Ainda durante a campanha para as legislativas de 2019, a 25 de setembro, António Costa anunciou aos jornalistas o cancelamento de uma arruada na região do Algarve, que constava na agenda inicial da partido. Acontece que António Costa foi na mesma para as ruas de Faro, mas sem jornalistas por perto. O secretário-geral socialista acabou por ser apanhado por uma equipa da rádio “Antena 1”, que estava em reportagem no local.

As escutas que apanharam o primeiro-ministro e o insulto a Nuno Melo

Em março de 2018, o primeiro-ministro foi apanhado nas escutas telefónicas efetuadas no âmbito das investigações ao caso “O Negativo”, que envolvia suspeitas no negócio da venda de plasma humano aos hospitais públicos portugueses. Segundo a revista “Sábado”, a Polícia Judiciária (PJ) terá interceptado 122 escutas telefónicas envolvendo António Costa, mas sem relevância criminal.

Ainda antes de tomar posse como primeiro-ministro, António Costa já era notícia pelo envio de uma SMS polémico a um jornalista do “Expresso”, João Vieira Pereira, atual diretor do semanário. Na SMS, enviada a 25 de abril de 2016, o então secretário-geral do PS acusava João Vieira Pereira de confundir a “liberdade de opinar e a imunidade de insultar” e “arrogar a legitimidade de julgar o carácter de quem nem conhece”.

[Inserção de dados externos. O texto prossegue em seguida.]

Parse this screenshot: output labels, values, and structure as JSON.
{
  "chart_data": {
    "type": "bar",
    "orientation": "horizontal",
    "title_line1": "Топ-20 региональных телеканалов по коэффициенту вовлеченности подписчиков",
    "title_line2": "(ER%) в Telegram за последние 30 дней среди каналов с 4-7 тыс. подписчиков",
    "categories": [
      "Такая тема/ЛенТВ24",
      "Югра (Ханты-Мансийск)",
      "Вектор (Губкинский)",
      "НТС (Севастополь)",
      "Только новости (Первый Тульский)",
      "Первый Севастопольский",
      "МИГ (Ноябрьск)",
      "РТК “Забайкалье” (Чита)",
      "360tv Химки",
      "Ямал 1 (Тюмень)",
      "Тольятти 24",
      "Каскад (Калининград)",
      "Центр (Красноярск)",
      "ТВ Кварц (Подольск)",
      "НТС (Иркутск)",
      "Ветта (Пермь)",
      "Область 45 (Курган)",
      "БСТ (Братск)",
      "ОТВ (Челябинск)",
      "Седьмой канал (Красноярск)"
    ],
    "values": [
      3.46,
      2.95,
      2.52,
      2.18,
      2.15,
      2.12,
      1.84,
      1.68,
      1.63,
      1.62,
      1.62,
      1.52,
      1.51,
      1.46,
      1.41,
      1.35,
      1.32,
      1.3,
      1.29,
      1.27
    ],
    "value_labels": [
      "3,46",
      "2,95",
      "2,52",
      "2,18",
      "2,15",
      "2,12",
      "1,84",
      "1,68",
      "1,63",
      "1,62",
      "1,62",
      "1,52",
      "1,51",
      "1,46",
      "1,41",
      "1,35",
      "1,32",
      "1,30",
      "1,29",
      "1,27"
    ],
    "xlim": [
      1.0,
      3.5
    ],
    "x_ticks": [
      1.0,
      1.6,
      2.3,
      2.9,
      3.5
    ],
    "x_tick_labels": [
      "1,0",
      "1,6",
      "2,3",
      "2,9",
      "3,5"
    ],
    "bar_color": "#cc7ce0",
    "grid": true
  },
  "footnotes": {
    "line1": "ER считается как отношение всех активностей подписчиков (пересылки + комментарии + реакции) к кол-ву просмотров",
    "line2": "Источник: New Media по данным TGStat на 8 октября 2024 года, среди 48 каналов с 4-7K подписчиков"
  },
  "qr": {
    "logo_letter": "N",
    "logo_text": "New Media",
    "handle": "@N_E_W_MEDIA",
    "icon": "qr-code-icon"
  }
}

“Saberá que, em tempos, o jornalismo foi uma profissão de gente séria, informada, que informava, culta, que comentava. Hoje, a coberto da confusão entre liberdade de opinar e a imunidade de insultar, essa profissão respeitável é degradada por desqualificados, incapazes de terem uma opinião e discutirem as dos outros, que têm de recorrer ao insulto reles e cobarde para preencher as colunas que lhes estão reservadas”, escreveu na SMS.

“Quem se julga para se arrogar a legitimidade de julgar o carácter de quem nem conhece? Como não vale a pena processá-lo, envio-lhe este SMS para que não tenha a ilusão que lhe admito julgamentos de carácter, nem tenha dúvidas sobre o que penso a seu respeito. António Costa”, acrescentou. A mensagem era suposto ter sido privada mas acabou por ser tornada pública e foi notícia em alguns jornais.

Três anos antes disso, António Costa, na altura presidente da Câmara Municipal de Lisboa, foi apanhado, no início do programa Quadratura do Círculo, da SIC Notícias, a 12 de Outubro de 2012, a criticar o eurodeputado do CDS-PP Nuno Melo. O programa já estava no ar, mas nenhum dos intervenientes tinha ainda falado, quando o autarca afirmou: “O Nuno Melo é um queque malcriado”.

A afirmação foi feita com conversa com Pacheco Pereira e Lobo Xavier, no início do programa, ainda antes de o moderador Carlos Andrade dar início ao debate. António Costa foi interrompido pelo moderador, mas o programa já estava a ser transmitido em direto, sem margem para cortes.